The two nodes connected to my beginning node show the correct values, but none of the others end up getting updated. I can include the full program code if anyone wants to see, but I know the problem is isolated here. I think it may have to do with not changing the index the right way. This is a simple dijsktra's btw, not the heap/Q version.

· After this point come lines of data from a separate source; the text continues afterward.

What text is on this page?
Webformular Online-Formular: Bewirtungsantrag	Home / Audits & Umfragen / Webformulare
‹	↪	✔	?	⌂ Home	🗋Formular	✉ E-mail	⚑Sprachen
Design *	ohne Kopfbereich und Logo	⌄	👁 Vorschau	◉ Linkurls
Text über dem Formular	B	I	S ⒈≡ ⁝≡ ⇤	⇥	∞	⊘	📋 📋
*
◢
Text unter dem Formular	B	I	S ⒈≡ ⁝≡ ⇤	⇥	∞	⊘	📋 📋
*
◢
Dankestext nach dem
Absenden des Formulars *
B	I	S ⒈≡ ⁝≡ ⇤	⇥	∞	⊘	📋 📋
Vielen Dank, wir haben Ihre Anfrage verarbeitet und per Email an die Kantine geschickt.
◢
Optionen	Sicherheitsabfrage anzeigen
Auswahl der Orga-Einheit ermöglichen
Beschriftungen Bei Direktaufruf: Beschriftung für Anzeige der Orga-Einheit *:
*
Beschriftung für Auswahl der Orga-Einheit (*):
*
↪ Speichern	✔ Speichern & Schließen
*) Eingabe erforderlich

Here's the rest of the code: http://ideone.com/UUOUn8
The adjList looks like this: [1: 2, 4, 2: 6, 3, ...] where it shows each node connected to a vertex. DV = distance value (weight), PV = previous value (node), known = has it bee visited
def dijkstras(graph, adjList):
pv = [None] * len(graph.nodes)
dv = [999]*len(graph.nodes)
known = [False] * len(graph.nodes)
smallestV = 9999
index = 0
dv[0] = 0
known[0] = True
for i in xrange(len(dv)):
if dv[i] < smallestV and known[i]:
smallestV = dv[i]
index = i
known[index] = True
print smallestV
print index
for edge in adjList[index]:
if (dv[index]+graph.weights[(index, edge)] < dv[edge]):
dv[edge] = dv[index] + graph.weights[(index, edge)]
pv[edge] = index
printTable(dv, pv, known)
The first iteration sets smallestV and index to 0 unconditionally, and they never change afterwards (assuming non-negative weights).
Hard to tell what you are trying to do here.